Sure, it scared me. She was a kid. I was an adult. Finally, I made an effort to distance myself from her. I answered her letters less frequently. I’m sure she noticed, but when I was a senior, she invited me home anyway for her Sweet Sixteen party.
“I see,” the doctor said. She was quite good at her job, Eric thought. She must be expensive. Good thing she wouldn’t be charging him.
I was going to blow off the party, stay at school, but her mother called me and asked me to please come, because it would mean so much to Cassidy. I had a feeling Cassidy had told her mother I was giving her the cold shoulder, and I felt very guilty about it because our parents were close, so I said okay. And I went. And…
“Yes?” the doctor asked behind him. Eric closed his eyes.
Cassidy had opened the door for him that evening. The room behind her was colorful and noisy, filled with friends and fun. She was wearing a tight black shirt and fitted black pants. Eric had glanced over her shoulder, searching for her, before he realized he was looking right at her. Her hair shone around her head and shoulders. He’d never seen her wear black before. He’d never seen her wear makeup before, either, not properly. He’d never seen the delicate skin at her collarbone, sprinkled with freckles, and wondered if the skin below it had the same freckles. She’d stared into his eyes then, and he knew that she knew what she’d become, and what she could do to him.
And later, a few hours later, she’d pulled him into the hall, away from her high school friends, and leaned in, and…
I’m sorry, Doctor, Eric said silently, opening his eyes. There are exactly three moments in my past that I never allow myself to remember. I remember they happened, but I can’t put myself back there again because I can’t live with that intense pain. This is the first of those three moments.
“It’s all right,” the doctor said.
Eric had fled that night, before the party had even ended. Fled straight to the train station, headed back to Saunders, and tried for the rest of that year to forget Cassidy Maxwell.

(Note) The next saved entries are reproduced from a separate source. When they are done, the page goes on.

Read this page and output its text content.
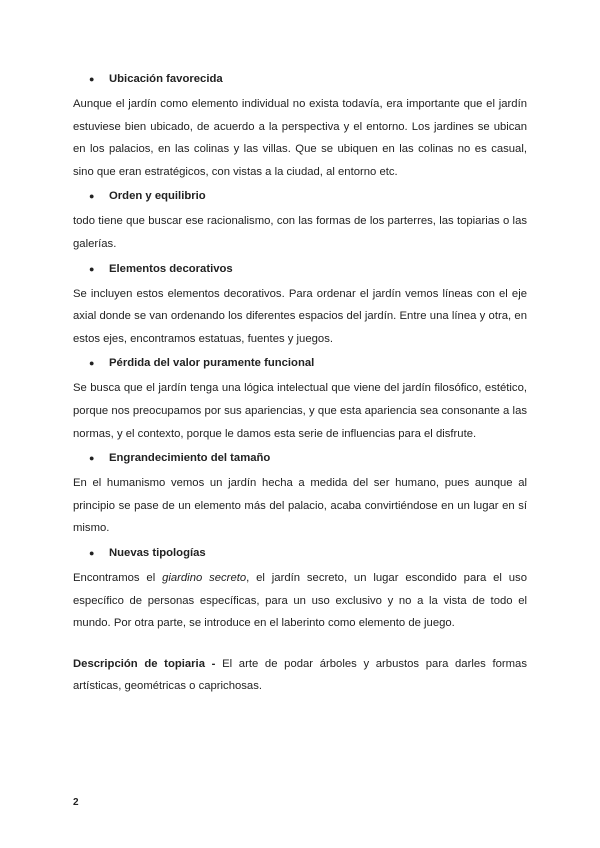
●	Ubicación favorecida

Aunque el jardín como elemento individual no exista todavía, era importante que el jardín estuviese bien ubicado, de acuerdo a la perspectiva y el entorno. Los jardines se ubican en los palacios, en las colinas y las villas. Que se ubiquen en las colinas no es casual, sino que eran estratégicos, con vistas a la ciudad, al entorno etc.

●	Orden y equilibrio

todo tiene que buscar ese racionalismo, con las formas de los parterres, las topiarias o las galerías.

●	Elementos decorativos

Se incluyen estos elementos decorativos. Para ordenar el jardín vemos líneas con el eje axial donde se van ordenando los diferentes espacios del jardín. Entre una línea y otra, en estos ejes, encontramos estatuas, fuentes y juegos.

●	Pérdida del valor puramente funcional

Se busca que el jardín tenga una lógica intelectual que viene del jardín filosófico, estético, porque nos preocupamos por sus apariencias, y que esta apariencia sea consonante a las normas, y el contexto, porque le damos esta serie de influencias para el disfrute.

●	Engrandecimiento del tamaño

En el humanismo vemos un jardín hecha a medida del ser humano, pues aunque al principio se pase de un elemento más del palacio, acaba convirtiéndose en un lugar en sí mismo.

●	Nuevas tipologías

Encontramos el giardino secreto, el jardín secreto, un lugar escondido para el uso específico de personas específicas, para un uso exclusivo y no a la vista de todo el mundo. Por otra parte, se introduce en el laberinto como elemento de juego.

Descripción de topiaria - El arte de podar árboles y arbustos para darles formas artísticas, geométricas o caprichosas.

2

“Could you?” the doctor asked.
No, I couldn’t.
The next year, Cassidy arrived with her suitcases at Saunders, having just graduated as valedictorian, and signed up as a political science major. Just like Eric. He was now a Saunders grad, but he had an impossible time tearing himself away from the campus now that it had suddenly become more beautiful. He was making political contacts and headway, but found himself visiting Saunders often, dropping in on Professor Gilbert Harrison many times to talk. He didn’t recall what he’d said to tip the professor off, but one day Gilbert tipped him off about an assistant teaching position in the polisci department, and a couple of days later, Eric was standing in front of a lecture hall with Cassidy in the front row.
“That must have been hard,” the doctor said with sympathy.

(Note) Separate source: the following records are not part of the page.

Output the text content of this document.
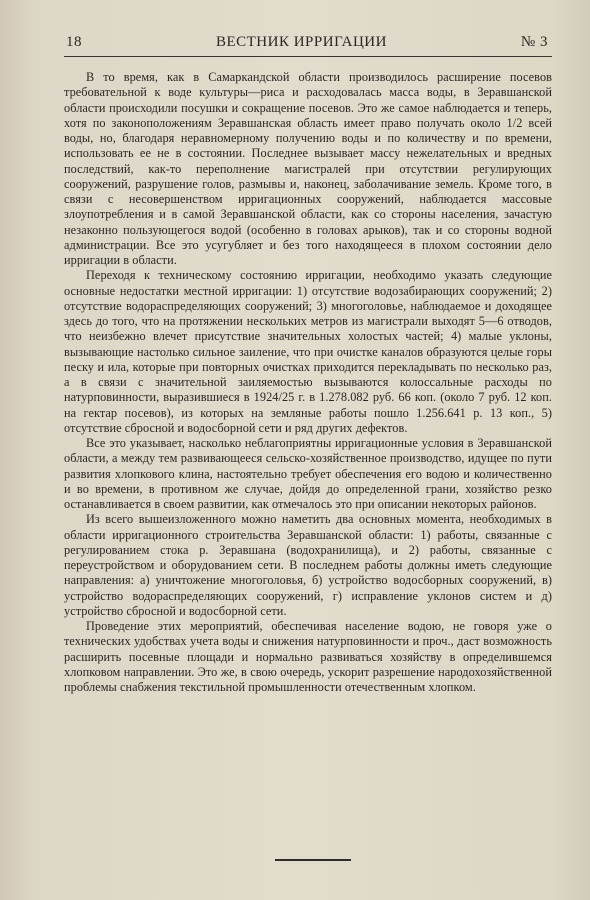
18	ВЕСТНИК ИРРИГАЦИИ	№ 3

В то время, как в Самаркандской области производилось расширение посевов требовательной к воде культуры—риса и расходовалась масса воды, в Зеравшанской области происходили посушки и сокращение посевов. Это же самое наблюдается и теперь, хотя по законоположениям Зеравшанская область имеет право получать около 1/2 всей воды, но, благодаря неравномерному получению воды и по количеству и по времени, использовать ее не в состоянии. Последнее вызывает массу нежелательных и вредных последствий, как-то переполнение магистралей при отсутствии регулирующих сооружений, разрушение голов, размывы и, наконец, заболачивание земель. Кроме того, в связи с несовершенством ирригационных сооружений, наблюдается массовые злоупотребления и в самой Зеравшанской области, как со стороны населения, зачастую незаконно пользующегося водой (особенно в головах арыков), так и со стороны водной администрации. Все это усугубляет и без того находящееся в плохом состоянии дело ирригации в области.

Переходя к техническому состоянию ирригации, необходимо указать следующие основные недостатки местной ирригации: 1) отсутствие водозабирающих сооружений; 2) отсутствие водораспределяющих сооружений; 3) многоголовье, наблюдаемое и доходящее здесь до того, что на протяжении нескольких метров из магистрали выходят 5—6 отводов, что неизбежно влечет присутствие значительных холостых частей; 4) малые уклоны, вызывающие настолько сильное заиление, что при очистке каналов образуются целые горы песку и ила, которые при повторных очистках приходится перекладывать по несколько раз, а в связи с значительной заиляемостью вызываются колоссальные расходы по натурповинности, выразившиеся в 1924/25 г. в 1.278.082 руб. 66 коп. (около 7 руб. 12 коп. на гектар посевов), из которых на земляные работы пошло 1.256.641 р. 13 коп., 5) отсутствие сбросной и водосборной сети и ряд других дефектов.

Все это указывает, насколько неблагоприятны ирригационные условия в Зеравшанской области, а между тем развивающееся сельско-хозяйственное производство, идущее по пути развития хлопкового клина, настоятельно требует обеспечения его водою и количественно и во времени, в противном же случае, дойдя до определенной грани, хозяйство резко останавливается в своем развитии, как отмечалось это при описании некоторых районов.

Из всего вышеизложенного можно наметить два основных момента, необходимых в области ирригационного строительства Зеравшанской области: 1) работы, связанные с регулированием стока р. Зеравшана (водохранилища), и 2) работы, связанные с переустройством и оборудованием сети. В последнем работы должны иметь следующие направления: а) уничтожение многоголовья, б) устройство водосборных сооружений, в) устройство водораспределяющих сооружений, г) исправление уклонов систем и д) устройство сбросной и водосборной сети.

Проведение этих мероприятий, обеспечивая население водою, не говоря уже о технических удобствах учета воды и снижения натурповинности и проч., даст возможность расширить посевные площади и нормально развиваться хозяйству в определившемся хлопковом направлении. Это же, в свою очередь, ускорит разрешение народохозяйственной проблемы снабжения текстильной промышленности отечественным хлопком.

It was hard, all right. He had been hard, watching Cassidy every day. Cassidy, who’d never verbally strung two sentences together in all the years Eric had known her, would raise her hand and wax brilliantly about any political topic, would debate any controversy with moxie. Young men and women alike were taken with her, and wanted to study with her, have dinner with her, be her friend or more.
But Cassidy’s biggest smiles were reserved for the person she’d been giving them to since she was a child. Eric could read those smiles as well as he always could. She wanted him. She knew he wanted her.

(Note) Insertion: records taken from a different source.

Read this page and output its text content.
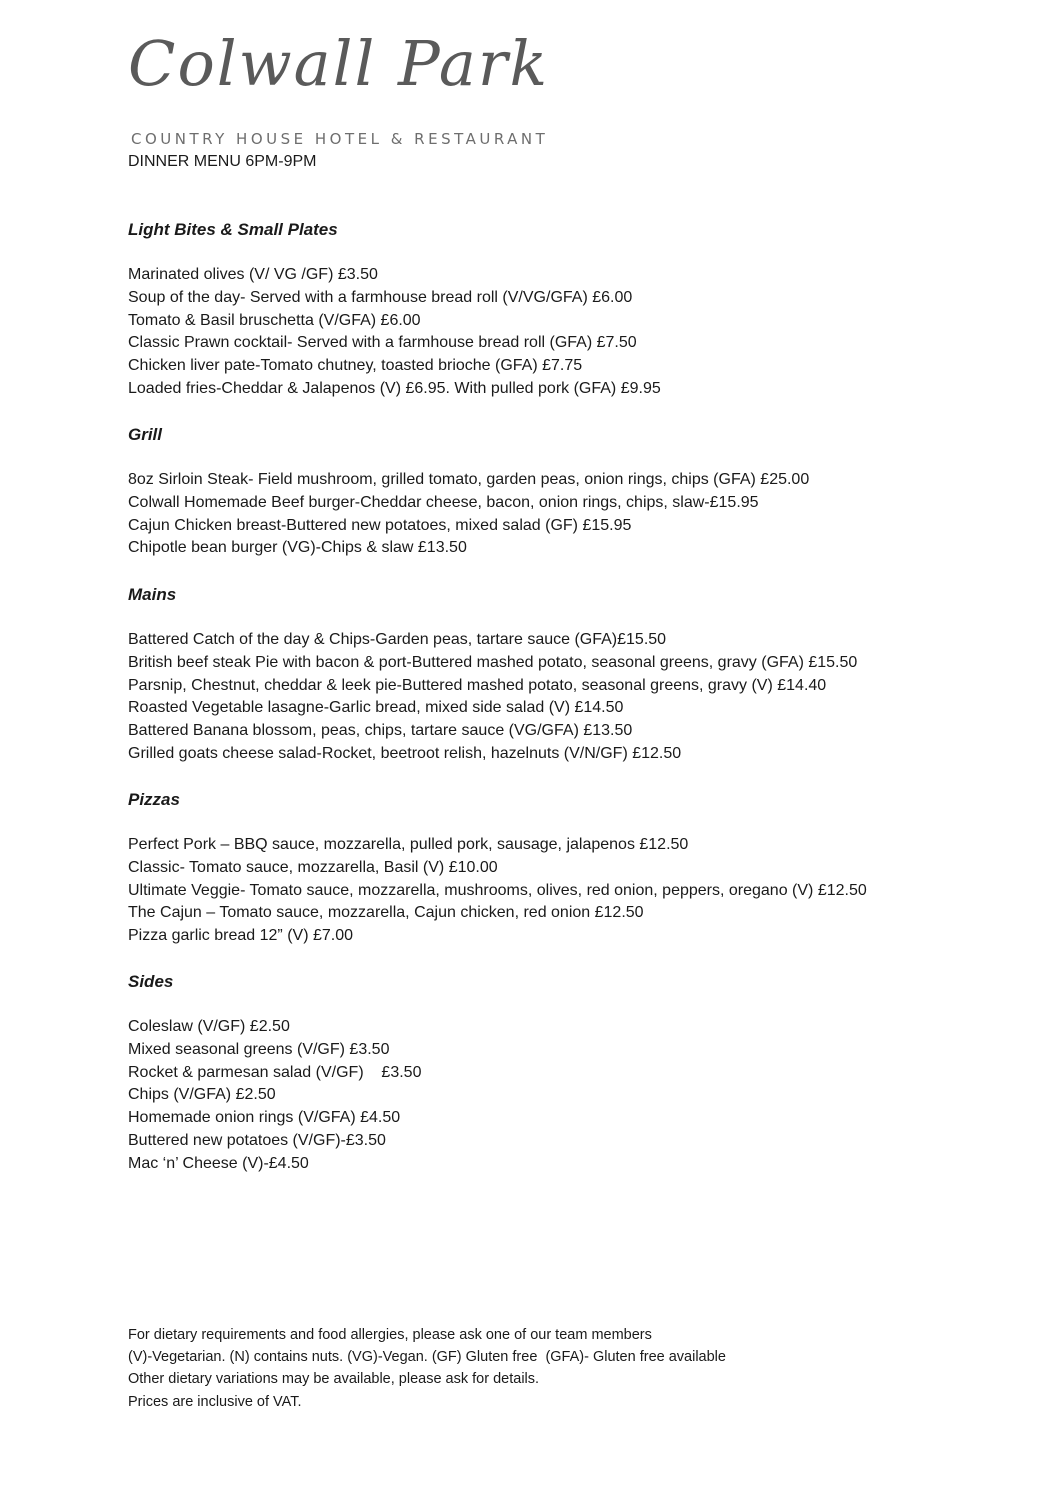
Colwall Park
COUNTRY HOUSE HOTEL & RESTAURANT
DINNER MENU 6PM-9PM
Light Bites & Small Plates
Marinated olives (V/ VG /GF) £3.50
Soup of the day- Served with a farmhouse bread roll (V/VG/GFA) £6.00
Tomato & Basil bruschetta (V/GFA) £6.00
Classic Prawn cocktail- Served with a farmhouse bread roll (GFA) £7.50
Chicken liver pate-Tomato chutney, toasted brioche (GFA) £7.75
Loaded fries-Cheddar & Jalapenos (V) £6.95. With pulled pork (GFA) £9.95
Grill
8oz Sirloin Steak- Field mushroom, grilled tomato, garden peas, onion rings, chips (GFA) £25.00
Colwall Homemade Beef burger-Cheddar cheese, bacon, onion rings, chips, slaw-£15.95
Cajun Chicken breast-Buttered new potatoes, mixed salad (GF) £15.95
Chipotle bean burger (VG)-Chips & slaw £13.50
Mains
Battered Catch of the day & Chips-Garden peas, tartare sauce (GFA)£15.50
British beef steak Pie with bacon & port-Buttered mashed potato, seasonal greens, gravy (GFA) £15.50
Parsnip, Chestnut, cheddar & leek pie-Buttered mashed potato, seasonal greens, gravy (V) £14.40
Roasted Vegetable lasagne-Garlic bread, mixed side salad (V) £14.50
Battered Banana blossom, peas, chips, tartare sauce (VG/GFA) £13.50
Grilled goats cheese salad-Rocket, beetroot relish, hazelnuts (V/N/GF) £12.50
Pizzas
Perfect Pork – BBQ sauce, mozzarella, pulled pork, sausage, jalapenos £12.50
Classic- Tomato sauce, mozzarella, Basil (V) £10.00
Ultimate Veggie- Tomato sauce, mozzarella, mushrooms, olives, red onion, peppers, oregano (V) £12.50
The Cajun – Tomato sauce, mozzarella, Cajun chicken, red onion £12.50
Pizza garlic bread 12” (V) £7.00
Sides
Coleslaw (V/GF) £2.50
Mixed seasonal greens (V/GF) £3.50
Rocket & parmesan salad (V/GF)    £3.50
Chips (V/GFA) £2.50
Homemade onion rings (V/GFA) £4.50
Buttered new potatoes (V/GF)-£3.50
Mac ‘n’ Cheese (V)-£4.50
For dietary requirements and food allergies, please ask one of our team members
(V)-Vegetarian. (N) contains nuts. (VG)-Vegan. (GF) Gluten free  (GFA)- Gluten free available
Other dietary variations may be available, please ask for details.
Prices are inclusive of VAT.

“Then what?” the doctor asked.
Cassidy respected the distance her old friend put between them. Even when that semester ended, he was still a faculty member, and both understood—without speaking to each other about it—that the teacher-student relationship had to be kept that way. But Eric had to be near her, had to be with her. They met off campus many times, and during those times, Cassidy reverted to her wordless ways. They brushed hands in a jazz club. He breathed in the scent of her neck as he pulled out her chair at a coffeehouse. Finally he found himself at four in the morning, sitting with Cassidy under the huge oak on the quad, the entire campus asleep around them.
I’m sorry, Doctor, Eric said in his mind. What I said, what she said, the promise we made—this is the second moment I can’t let myself remember.